Chris Croughton said:
Several popular compilers will warn you about that if you enable
warnings, because the condition can never be true so the statements
after it are unreachable.
If that's what you mean then do it -- but if len is larger than MAXINT
it will have undefined effect so you need to check for that first.
Yep. The ugly thing gets in.
And is totally non-portable. Even between assemblers for the same
platform.
True, but for an experienced programmer such as I am, converting most of the
source between TASM, MASM, NASM, (G)AS, etc etc, isn't a problem, rather a
straightforward excersize.
But different people find different parts of it counter-intuitive,
that's the problem, and same is true for all other programming
languages. Including asssembler.
NOT R1
BIC R1, R0
instead of
AND R1, R0
While I understand what NOT and AND usually mean and do, BIC isn't in my
vocabulary. What is it? BIt Clear, clears the specified pattern of bits?

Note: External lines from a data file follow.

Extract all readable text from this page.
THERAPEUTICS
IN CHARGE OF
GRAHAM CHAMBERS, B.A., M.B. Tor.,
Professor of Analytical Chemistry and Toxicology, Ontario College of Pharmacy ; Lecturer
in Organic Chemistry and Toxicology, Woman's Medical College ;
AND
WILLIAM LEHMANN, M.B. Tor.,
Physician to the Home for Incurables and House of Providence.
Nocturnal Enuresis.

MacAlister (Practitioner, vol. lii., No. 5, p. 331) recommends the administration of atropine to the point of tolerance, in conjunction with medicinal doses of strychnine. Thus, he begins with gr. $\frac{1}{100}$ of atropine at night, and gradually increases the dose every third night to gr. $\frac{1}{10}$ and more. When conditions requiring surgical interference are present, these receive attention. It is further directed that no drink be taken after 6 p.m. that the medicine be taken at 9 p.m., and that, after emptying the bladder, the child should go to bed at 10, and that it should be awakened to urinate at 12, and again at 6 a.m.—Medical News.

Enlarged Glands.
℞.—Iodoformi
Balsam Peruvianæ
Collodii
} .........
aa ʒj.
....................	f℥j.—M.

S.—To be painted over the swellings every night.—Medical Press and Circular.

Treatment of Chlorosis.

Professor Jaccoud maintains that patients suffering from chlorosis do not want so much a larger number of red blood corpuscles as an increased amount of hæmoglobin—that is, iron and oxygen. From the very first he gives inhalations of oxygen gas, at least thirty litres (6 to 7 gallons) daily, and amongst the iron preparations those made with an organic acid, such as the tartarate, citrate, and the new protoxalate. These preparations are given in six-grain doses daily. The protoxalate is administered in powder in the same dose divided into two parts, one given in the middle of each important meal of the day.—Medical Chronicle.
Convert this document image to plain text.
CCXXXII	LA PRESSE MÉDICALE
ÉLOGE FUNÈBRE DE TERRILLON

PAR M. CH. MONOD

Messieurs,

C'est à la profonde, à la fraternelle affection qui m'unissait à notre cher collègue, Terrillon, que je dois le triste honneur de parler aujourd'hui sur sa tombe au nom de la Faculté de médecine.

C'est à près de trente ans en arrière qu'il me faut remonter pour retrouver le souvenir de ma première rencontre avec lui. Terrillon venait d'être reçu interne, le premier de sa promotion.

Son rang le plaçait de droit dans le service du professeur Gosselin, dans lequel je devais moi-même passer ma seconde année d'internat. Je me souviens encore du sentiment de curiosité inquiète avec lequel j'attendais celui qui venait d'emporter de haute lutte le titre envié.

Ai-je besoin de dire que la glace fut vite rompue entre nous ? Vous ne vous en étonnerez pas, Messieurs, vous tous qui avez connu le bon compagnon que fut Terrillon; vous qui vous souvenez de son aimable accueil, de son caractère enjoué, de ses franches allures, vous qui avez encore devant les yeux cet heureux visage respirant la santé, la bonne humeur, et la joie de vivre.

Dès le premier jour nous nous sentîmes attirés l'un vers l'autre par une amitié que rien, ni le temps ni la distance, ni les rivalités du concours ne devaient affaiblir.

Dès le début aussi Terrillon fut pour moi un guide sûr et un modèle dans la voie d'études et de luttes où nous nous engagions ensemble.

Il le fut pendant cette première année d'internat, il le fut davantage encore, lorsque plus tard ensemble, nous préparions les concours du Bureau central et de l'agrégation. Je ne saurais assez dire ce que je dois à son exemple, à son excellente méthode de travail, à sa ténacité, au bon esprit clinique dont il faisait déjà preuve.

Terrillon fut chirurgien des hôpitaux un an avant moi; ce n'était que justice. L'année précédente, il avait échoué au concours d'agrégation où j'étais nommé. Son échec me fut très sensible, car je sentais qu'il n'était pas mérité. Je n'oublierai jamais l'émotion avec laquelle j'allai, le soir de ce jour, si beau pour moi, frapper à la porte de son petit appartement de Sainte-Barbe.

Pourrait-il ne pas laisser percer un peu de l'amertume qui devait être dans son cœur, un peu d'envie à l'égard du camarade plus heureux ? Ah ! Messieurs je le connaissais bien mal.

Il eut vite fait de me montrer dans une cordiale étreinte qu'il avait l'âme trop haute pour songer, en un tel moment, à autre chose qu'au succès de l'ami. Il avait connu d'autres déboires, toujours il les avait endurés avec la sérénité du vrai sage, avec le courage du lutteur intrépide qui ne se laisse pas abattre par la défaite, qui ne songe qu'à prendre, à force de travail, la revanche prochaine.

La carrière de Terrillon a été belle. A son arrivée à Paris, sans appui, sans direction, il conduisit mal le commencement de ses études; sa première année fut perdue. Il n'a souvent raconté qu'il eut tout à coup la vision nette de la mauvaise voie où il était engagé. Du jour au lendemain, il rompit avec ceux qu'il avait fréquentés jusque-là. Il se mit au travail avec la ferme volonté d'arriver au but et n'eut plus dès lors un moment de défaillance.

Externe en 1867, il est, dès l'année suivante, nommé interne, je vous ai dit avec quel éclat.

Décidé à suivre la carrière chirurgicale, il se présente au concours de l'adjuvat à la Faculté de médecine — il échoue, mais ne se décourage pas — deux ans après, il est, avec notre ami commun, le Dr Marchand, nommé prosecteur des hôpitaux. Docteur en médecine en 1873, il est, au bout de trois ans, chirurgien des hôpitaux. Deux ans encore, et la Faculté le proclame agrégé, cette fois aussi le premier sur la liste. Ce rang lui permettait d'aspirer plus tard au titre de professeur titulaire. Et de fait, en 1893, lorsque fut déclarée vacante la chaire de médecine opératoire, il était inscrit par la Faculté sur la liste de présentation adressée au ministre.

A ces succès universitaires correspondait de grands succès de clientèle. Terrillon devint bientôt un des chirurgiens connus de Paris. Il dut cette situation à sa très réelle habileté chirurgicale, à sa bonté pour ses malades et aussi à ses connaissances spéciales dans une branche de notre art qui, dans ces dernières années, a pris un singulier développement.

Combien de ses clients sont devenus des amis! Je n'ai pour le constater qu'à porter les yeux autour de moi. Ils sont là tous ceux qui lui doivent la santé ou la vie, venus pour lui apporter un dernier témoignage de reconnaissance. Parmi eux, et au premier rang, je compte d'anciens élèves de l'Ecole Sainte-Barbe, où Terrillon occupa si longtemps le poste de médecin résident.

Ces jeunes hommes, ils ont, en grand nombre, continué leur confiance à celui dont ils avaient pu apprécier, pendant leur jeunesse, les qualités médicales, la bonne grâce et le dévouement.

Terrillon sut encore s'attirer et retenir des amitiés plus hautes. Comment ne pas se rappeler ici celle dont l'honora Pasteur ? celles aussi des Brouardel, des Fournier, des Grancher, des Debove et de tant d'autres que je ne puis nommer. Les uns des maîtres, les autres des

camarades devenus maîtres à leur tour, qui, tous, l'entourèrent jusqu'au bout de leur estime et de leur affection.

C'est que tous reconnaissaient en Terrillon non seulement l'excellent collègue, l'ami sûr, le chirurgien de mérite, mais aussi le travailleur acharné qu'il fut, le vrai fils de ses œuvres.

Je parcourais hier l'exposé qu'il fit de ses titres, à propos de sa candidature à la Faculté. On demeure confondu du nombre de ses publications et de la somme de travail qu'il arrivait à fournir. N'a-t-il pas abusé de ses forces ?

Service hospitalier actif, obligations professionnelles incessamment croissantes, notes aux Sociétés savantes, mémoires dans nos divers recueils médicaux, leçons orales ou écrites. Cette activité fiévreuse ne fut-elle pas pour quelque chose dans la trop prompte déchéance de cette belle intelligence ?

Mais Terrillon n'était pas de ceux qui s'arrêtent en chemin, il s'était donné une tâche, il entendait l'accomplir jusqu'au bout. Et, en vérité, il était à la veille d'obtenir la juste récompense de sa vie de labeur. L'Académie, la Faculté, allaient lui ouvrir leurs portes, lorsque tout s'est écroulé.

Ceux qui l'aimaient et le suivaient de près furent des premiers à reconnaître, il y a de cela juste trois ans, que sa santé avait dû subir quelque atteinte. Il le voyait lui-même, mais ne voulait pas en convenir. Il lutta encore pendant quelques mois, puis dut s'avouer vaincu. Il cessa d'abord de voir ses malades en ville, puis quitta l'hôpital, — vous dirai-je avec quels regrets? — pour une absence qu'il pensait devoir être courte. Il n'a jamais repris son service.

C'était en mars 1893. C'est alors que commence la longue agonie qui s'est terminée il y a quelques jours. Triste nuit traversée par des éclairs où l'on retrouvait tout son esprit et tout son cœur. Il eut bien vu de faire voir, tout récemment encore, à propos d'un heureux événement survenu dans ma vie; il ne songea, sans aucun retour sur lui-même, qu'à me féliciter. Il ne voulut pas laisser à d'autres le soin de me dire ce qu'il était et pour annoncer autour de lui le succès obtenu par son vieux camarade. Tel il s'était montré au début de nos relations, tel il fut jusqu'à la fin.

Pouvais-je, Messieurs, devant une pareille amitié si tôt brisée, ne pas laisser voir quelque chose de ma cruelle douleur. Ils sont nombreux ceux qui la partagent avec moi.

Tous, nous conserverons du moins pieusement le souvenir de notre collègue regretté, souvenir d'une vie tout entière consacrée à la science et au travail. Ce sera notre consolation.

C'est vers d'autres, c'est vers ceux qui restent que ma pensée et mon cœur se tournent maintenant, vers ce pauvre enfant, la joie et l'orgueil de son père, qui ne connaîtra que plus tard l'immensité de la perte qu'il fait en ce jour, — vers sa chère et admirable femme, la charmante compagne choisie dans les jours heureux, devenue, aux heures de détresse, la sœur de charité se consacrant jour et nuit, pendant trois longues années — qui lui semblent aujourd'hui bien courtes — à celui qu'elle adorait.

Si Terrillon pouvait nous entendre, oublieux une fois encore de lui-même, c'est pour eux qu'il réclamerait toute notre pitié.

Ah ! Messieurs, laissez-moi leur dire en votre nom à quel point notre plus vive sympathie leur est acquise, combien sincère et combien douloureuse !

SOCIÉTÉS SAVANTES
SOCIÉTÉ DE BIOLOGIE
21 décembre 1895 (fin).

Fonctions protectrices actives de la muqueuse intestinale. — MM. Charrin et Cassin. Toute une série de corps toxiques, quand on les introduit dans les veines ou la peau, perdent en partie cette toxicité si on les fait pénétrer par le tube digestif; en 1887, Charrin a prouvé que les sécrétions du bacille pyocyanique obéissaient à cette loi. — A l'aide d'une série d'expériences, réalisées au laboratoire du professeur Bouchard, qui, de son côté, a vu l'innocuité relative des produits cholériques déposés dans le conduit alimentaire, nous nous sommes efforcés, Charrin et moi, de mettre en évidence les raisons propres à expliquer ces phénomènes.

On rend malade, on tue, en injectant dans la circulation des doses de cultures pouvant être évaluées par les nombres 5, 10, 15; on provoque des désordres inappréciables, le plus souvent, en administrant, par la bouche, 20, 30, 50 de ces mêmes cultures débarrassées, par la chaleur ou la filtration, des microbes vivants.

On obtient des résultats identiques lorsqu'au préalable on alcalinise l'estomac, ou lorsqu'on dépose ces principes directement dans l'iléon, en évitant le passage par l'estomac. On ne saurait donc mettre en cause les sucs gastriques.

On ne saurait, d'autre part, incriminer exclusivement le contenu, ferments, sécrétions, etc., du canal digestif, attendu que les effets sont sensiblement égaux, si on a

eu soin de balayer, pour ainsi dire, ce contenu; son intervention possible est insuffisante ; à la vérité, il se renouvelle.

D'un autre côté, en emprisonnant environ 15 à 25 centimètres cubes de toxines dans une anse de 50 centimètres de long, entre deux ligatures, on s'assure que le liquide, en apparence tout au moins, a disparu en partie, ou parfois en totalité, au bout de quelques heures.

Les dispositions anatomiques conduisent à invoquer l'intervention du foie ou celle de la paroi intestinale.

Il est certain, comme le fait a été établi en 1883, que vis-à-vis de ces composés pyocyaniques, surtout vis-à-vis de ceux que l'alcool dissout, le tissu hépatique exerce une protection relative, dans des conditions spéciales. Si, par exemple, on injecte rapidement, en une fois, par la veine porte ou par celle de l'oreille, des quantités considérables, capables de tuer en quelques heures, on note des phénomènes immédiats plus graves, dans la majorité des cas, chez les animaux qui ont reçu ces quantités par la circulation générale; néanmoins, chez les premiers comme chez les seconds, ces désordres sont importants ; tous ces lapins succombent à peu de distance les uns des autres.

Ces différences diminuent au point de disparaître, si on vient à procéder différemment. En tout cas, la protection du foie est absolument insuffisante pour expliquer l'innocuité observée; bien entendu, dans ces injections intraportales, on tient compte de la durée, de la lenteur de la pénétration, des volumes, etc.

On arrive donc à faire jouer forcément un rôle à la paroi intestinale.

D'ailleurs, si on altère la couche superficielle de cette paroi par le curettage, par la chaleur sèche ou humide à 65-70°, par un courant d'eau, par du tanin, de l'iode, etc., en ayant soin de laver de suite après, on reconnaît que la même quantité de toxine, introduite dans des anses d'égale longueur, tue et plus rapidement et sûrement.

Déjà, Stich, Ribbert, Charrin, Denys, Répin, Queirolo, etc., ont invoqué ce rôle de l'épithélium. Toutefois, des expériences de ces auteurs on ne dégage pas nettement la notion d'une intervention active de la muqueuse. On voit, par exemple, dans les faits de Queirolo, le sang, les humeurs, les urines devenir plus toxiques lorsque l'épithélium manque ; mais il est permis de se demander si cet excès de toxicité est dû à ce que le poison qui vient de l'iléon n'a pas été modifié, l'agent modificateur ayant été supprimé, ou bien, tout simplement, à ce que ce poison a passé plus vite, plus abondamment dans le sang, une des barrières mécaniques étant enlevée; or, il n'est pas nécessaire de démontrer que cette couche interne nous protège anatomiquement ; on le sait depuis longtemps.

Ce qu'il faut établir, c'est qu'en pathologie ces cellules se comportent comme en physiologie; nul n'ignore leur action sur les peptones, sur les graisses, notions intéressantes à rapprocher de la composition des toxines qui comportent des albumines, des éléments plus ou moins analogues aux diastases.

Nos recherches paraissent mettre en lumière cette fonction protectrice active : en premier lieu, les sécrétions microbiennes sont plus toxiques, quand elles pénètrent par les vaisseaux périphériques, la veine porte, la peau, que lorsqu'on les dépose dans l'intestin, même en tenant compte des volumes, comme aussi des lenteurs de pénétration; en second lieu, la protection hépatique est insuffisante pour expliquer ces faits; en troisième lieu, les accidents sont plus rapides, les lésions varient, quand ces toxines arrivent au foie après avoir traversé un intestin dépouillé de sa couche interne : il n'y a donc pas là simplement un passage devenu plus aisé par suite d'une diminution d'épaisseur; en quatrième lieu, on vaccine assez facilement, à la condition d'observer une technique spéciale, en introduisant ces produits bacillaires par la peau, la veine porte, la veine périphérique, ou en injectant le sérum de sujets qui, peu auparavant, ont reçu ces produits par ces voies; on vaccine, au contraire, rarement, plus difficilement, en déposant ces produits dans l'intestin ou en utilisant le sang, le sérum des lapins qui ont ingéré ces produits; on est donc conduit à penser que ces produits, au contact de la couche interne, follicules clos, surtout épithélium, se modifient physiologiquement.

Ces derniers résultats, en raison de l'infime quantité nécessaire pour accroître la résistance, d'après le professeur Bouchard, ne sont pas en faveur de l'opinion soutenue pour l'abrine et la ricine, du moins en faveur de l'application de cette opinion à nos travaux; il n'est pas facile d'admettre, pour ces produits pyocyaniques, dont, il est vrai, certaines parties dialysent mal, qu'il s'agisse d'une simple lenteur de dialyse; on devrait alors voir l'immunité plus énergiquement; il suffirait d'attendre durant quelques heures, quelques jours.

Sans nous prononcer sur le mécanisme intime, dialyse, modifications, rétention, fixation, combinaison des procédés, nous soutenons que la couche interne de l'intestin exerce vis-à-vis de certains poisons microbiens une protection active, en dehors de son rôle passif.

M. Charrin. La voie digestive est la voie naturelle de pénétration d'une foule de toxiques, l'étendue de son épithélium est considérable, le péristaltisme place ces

I'm not sure I see the point here other than doing essentially the same
thing two slightly different ways.
And many other oddities which only make sense if you know a particular
processor in detail.
That's fine
Sigh.
And would confuse many more. C was written for systems programmers,
largely, and so was designed tro do what you told it and nothing more.
That's how every language and machine work. All errors are commited by the
engineers because when they fail translate the idea/algorithm into machine
language. I don't see a problem here. Actually, having both signed and
unsigned integer types in any language would be that "more" thing as most
CPUs don't differentiate the two, it's not needed in 2's complemented
addition, subtraction, comparison... The CPU simply sets/clears the carry
and overflow flags and it is the programmer to give the meaning to these
flags and sign bits. The sign starts matter when we do conversion to longer
types (as it needs replication) and in multiply/divide/modulo operations.
The rest, the bit logic, is the bit logic, it shouldn't and doesn't care
about the meanings of the MSBits.
So if you want to do some conversions other than the default, you do
them. C is not designed for mathematics (try FORTRAN -- "FORmula
TRANslation"), so you get 1/2 == 0 because that is what is expected in
integer arithmetic even though it isn't in mathematics, and if you then
assign the result to a floating point variable it sets it to zero.
That's fine. Actually, any decent mathematicion must understand this.
It's certainly not perfect, at least one of the original authors of the
language has admitted that the precedence of some of the operators was
wrong,
like in:
if (a & b == c) {}
?
but there is by now no chance of changing it because there is too
much code which depends on it. Just as with natural language, we can't
just change English spelling to something more lojikal at a wim, evn tho
sum pepl hav trid to do that.
Wel, if ju rimuv ol thi unnidid nd komplikeitid stuf from thi langwidj, it'l
bicum unridbl. Or turn in to something closer to, say, German.
Except it's worse with computer languages
because you can probably understand what I wrote where a compiler
can't...
Ah stupid compilers...
There's a joke in our company... Q: how to make
such code, adding to which -10 dB of noise (or 32% of errors/bugs
, would
still compile and work properly?
(And yes, I know that the Cyrillic alphabet did have several letters
removed as an act of the government, but that can only be done when the
government can say that all books in the previous script have to be
replaced and be obeyed...)
If that was done to English, the world would benefit. But it can't be done
because the price would IMO be even bigger contextuality. Currently, at
least the spellings of different things are different. Can't imagine they
would be identical. The whole language would need changes.